If your process includes an asynchronous video stage — where you record answers to pre-set questions within a time limit — practise specifically for that format. Tools like ScreenReady let you simulate timed, one-way video interviews and receive AI feedback on your answers, which is especially useful for rehearsing your STAR stories before you go on camera.

  • Research each brand separately — Booking.com, Priceline, and Kayak have distinct customer bases and business models. Show you understand the specific brand you are interviewing for.
  • Prepare 6–8 STAR stories that can flex across different competency questions. Reusing a strong example in multiple ways is efficient and coherent.
  • Study the job description closely and map each requirement to a concrete example from your experience.
  • Know the basics of A/B testing and experimentation — even if your role is not technical, showing familiarity with test-and-learn culture is advantageous.
  • Prepare two or three sharp, informed questions for your interviewer — focus on team strategy, current challenges, or success metrics for the role.
  • Do a mock run on camera before the real thing. Hearing yourself answer out loud reveals filler words, vague language, and pacing issues that silent rehearsal misses.

Common Mistakes to Avoid

Even well-prepared candidates can undermine themselves with avoidable errors. The following contrasts highlight the most common pitfalls at competency-based interviews like those used across Booking Holdings brands.

  • Don't answer with 'we' throughout — interviewers want to understand YOUR contribution, not the team's collective output.
  • Don't give hypothetical answers to behavioural questions — always use a real past example, even if it is imperfect.
  • Don't neglect the Result — many candidates tell a compelling story but trail off before quantifying or stating the actual outcome.
  • Don't show generic enthusiasm — saying 'I love travel' is not the same as demonstrating knowledge of Booking Holdings' business model or competitive position.
  • Don't skip preparation for the 'Why us?' question — interviewers can tell immediately when motivation is vague or transactional.

Frequently asked questions

How many interview rounds does Booking Holdings typically have?

The number of rounds varies by role and seniority, but most candidates go through three to five stages: an initial recruiter screen, a skills or technical assessment, one or two competency interviews, and a final panel or senior interview. Senior and leadership roles may include additional stakeholder conversations.

Does Booking Holdings use video interviews?

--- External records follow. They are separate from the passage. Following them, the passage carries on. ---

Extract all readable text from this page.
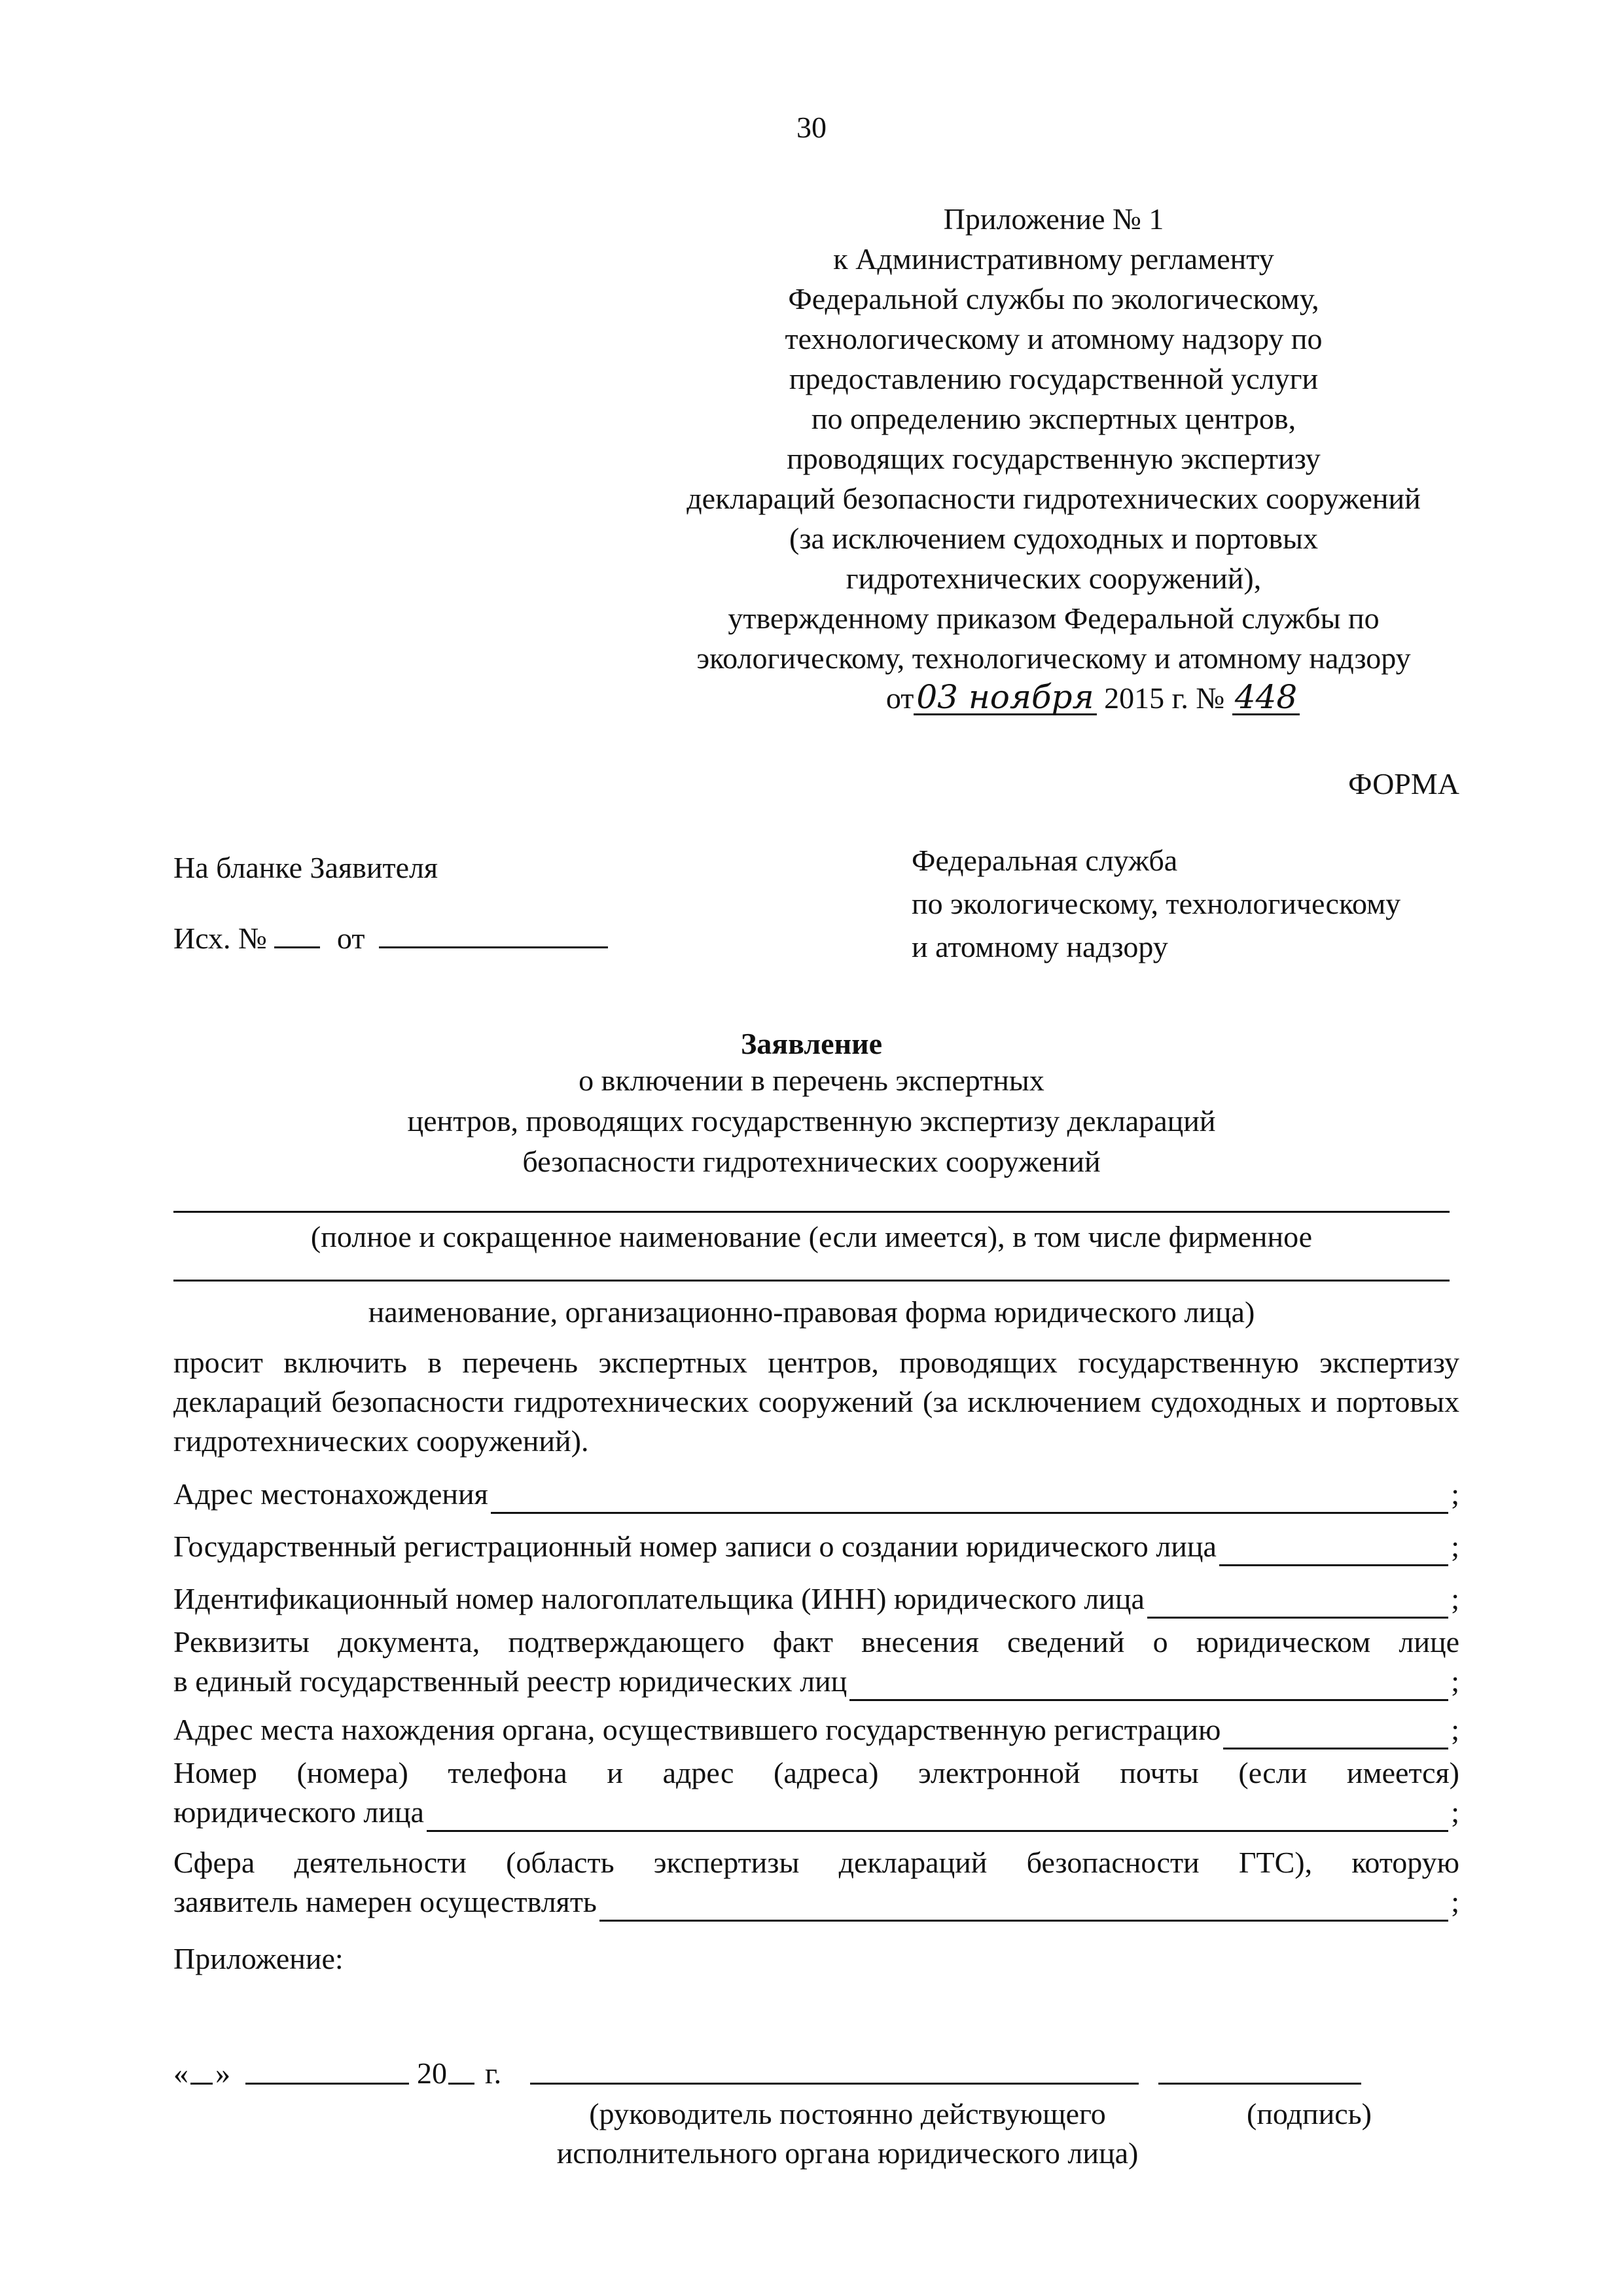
30
Приложение № 1
к Административному регламенту
Федеральной службы по экологическому,
технологическому и атомному надзору по
предоставлению государственной услуги
по определению экспертных центров,
проводящих государственную экспертизу
деклараций безопасности гидротехнических сооружений
(за исключением судоходных и портовых
гидротехнических сооружений),
утвержденному приказом Федеральной службы по
экологическому, технологическому и атомному надзору
от03 ноября 2015 г. № 448
ФОРМА
На бланке Заявителя
Исх. № от
Федеральная служба
по экологическому, технологическому
и атомному надзору
Заявление
о включении в перечень экспертных
центров, проводящих государственную экспертизу деклараций
безопасности гидротехнических сооружений
(полное и сокращенное наименование (если имеется), в том числе фирменное
наименование, организационно-правовая форма юридического лица)
просит включить в перечень экспертных центров, проводящих государственную экспертизу деклараций безопасности гидротехнических сооружений (за исключением судоходных и портовых гидротехнических сооружений).
Адрес местонахождения	;
Государственный регистрационный номер записи о создании юридического лица	;
Идентификационный номер налогоплательщика (ИНН) юридического лица	;
Реквизиты документа, подтверждающего факт внесения сведений о юридическом лице
в единый государственный реестр юридических лиц	;
Адрес места нахождения органа, осуществившего государственную регистрацию	;
Номер (номера) телефона и адрес (адреса) электронной почты (если имеется)
юридического лица	;
Сфера деятельности (область экспертизы деклараций безопасности ГТС), которую
заявитель намерен осуществлять	;
Приложение:
« »	20 г.
(руководитель постоянно действующего
исполнительного органа юридического лица)
(подпись)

Asynchronous or one-way video interviews have become common at many large technology and travel companies as an early screening step. If you are asked to complete one, treat it with the same preparation rigour as a live interview — practise on camera under realistic time constraints beforehand. ScreenReady is designed specifically for this kind of rehearsal.

What is the best way to answer 'Why Booking Holdings?' in an interview?

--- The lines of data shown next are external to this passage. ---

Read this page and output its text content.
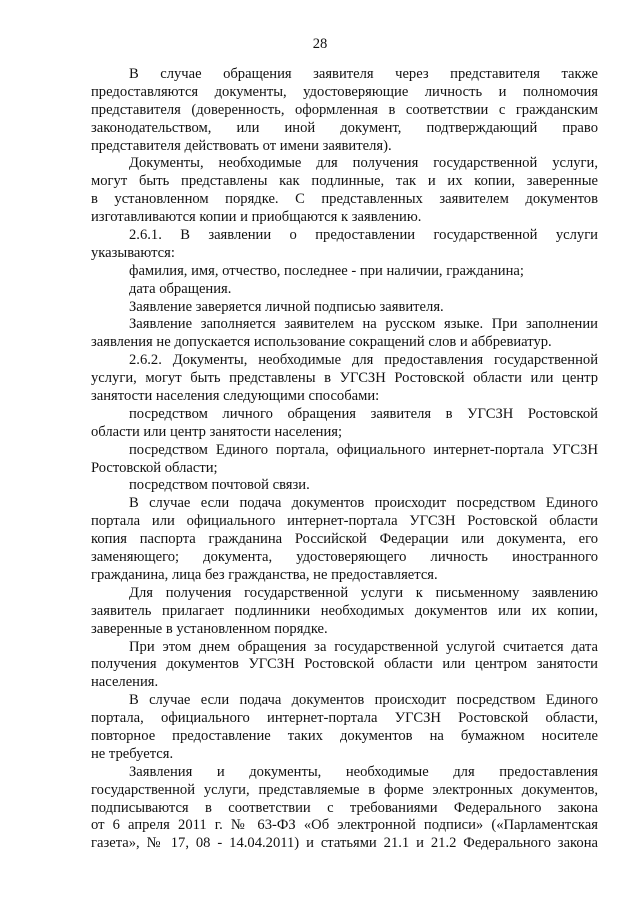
28
В случае обращения заявителя через представителя также
предоставляются документы, удостоверяющие личность и полномочия
представителя (доверенность, оформленная в соответствии с гражданским
законодательством, или иной документ, подтверждающий право
представителя действовать от имени заявителя).
Документы, необходимые для получения государственной услуги,
могут быть представлены как подлинные, так и их копии, заверенные
в установленном порядке. С представленных заявителем документов
изготавливаются копии и приобщаются к заявлению.
2.6.1. В заявлении о предоставлении государственной услуги
указываются:
фамилия, имя, отчество, последнее - при наличии, гражданина;
дата обращения.
Заявление заверяется личной подписью заявителя.
Заявление заполняется заявителем на русском языке. При заполнении
заявления не допускается использование сокращений слов и аббревиатур.
2.6.2. Документы, необходимые для предоставления государственной
услуги, могут быть представлены в УГСЗН Ростовской области или центр
занятости населения следующими способами:
посредством личного обращения заявителя в УГСЗН Ростовской
области или центр занятости населения;
посредством Единого портала, официального интернет-портала УГСЗН
Ростовской области;
посредством почтовой связи.
В случае если подача документов происходит посредством Единого
портала или официального интернет-портала УГСЗН Ростовской области
копия паспорта гражданина Российской Федерации или документа, его
заменяющего; документа, удостоверяющего личность иностранного
гражданина, лица без гражданства, не предоставляется.
Для получения государственной услуги к письменному заявлению
заявитель прилагает подлинники необходимых документов или их копии,
заверенные в установленном порядке.
При этом днем обращения за государственной услугой считается дата
получения документов УГСЗН Ростовской области или центром занятости
населения.
В случае если подача документов происходит посредством Единого
портала, официального интернет-портала УГСЗН Ростовской области,
повторное предоставление таких документов на бумажном носителе
не требуется.
Заявления и документы, необходимые для предоставления
государственной услуги, представляемые в форме электронных документов,
подписываются в соответствии с требованиями Федерального закона
от 6 апреля 2011 г. № 63-ФЗ «Об электронной подписи» («Парламентская
газета», № 17, 08 - 14.04.2011) и статьями 21.1 и 21.2 Федерального закона
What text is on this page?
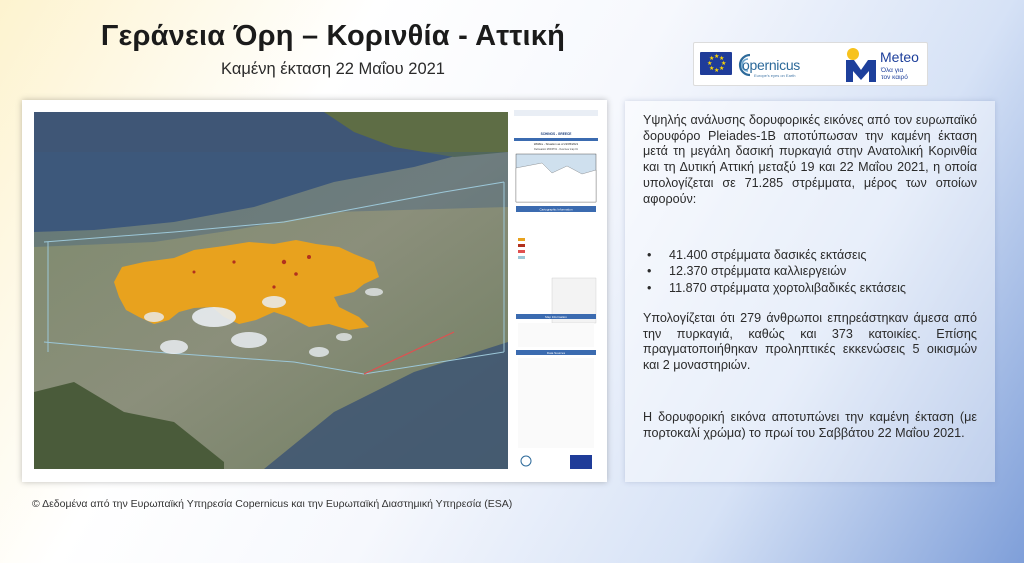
Γεράνεια Όρη – Κορινθία - Αττική
Καμένη έκταση 22 Μαΐου 2021
★ ★
★
★
★
★
★
★ opernicus
Europe's eyes on Earth
Meteo
Όλα για
τον καιρό
SCHINOS - GREECE
Wildfire - Situation as of 22/05/2021
Delineation MONIT01 - Overview map 01
Cartographic Information
Map Information
Data Sources

Υψηλής ανάλυσης δορυφορικές εικόνες από τον ευρωπαϊκό δορυφόρο Pleiades-1B αποτύπωσαν την καμένη έκταση μετά τη μεγάλη δασική πυρκαγιά στην Ανατολική Κορινθία και τη Δυτική Αττική μεταξύ 19 και 22 Μαΐου 2021, η οποία υπολογίζεται σε 71.285 στρέμματα, μέρος των οποίων αφορούν:

• 41.400 στρέμματα δασικές εκτάσεις
• 12.370 στρέμματα καλλιεργειών
• 11.870 στρέμματα χορτολιβαδικές εκτάσεις

Υπολογίζεται ότι 279 άνθρωποι επηρεάστηκαν άμεσα από την πυρκαγιά, καθώς και 373 κατοικίες. Επίσης πραγματοποιήθηκαν προληπτικές εκκενώσεις 5 οικισμών και 2 μοναστηριών.

Η δορυφορική εικόνα αποτυπώνει την καμένη έκταση (με πορτοκαλί χρώμα) το πρωί του Σαββάτου 22 Μαΐου 2021.

© Δεδομένα από την Ευρωπαϊκή Υπηρεσία Copernicus και την Ευρωπαϊκή Διαστημική Υπηρεσία (ESA)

Avoid generic travel enthusiasm and instead connect your professional motivations to something specific about the business — for example, its data-driven culture, global scale, or the particular brand you are joining. Research recent company news, product developments, or strategic priorities and weave them into a concise, authentic answer that shows you have done genuine homework.

Are Booking Holdings interviews difficult?

The interviews are well structured and competency-focused rather than deliberately tricky. Difficulty tends to come from the specificity required — vague or generic answers are unlikely to score well. Strong preparation with concrete STAR examples, knowledge of the brand, and comfort with data-oriented thinking will put you in a strong position.

How should I prepare for a technical interview at Booking Holdings?

For engineering and data roles, preparation should include practising coding challenges on platforms such as LeetCode or HackerRank, reviewing system design principles at the appropriate level, and being ready to discuss past technical projects in depth. For product and analytical roles, focus on case-style problem solving, metric definition, and how you would design or evaluate an experiment.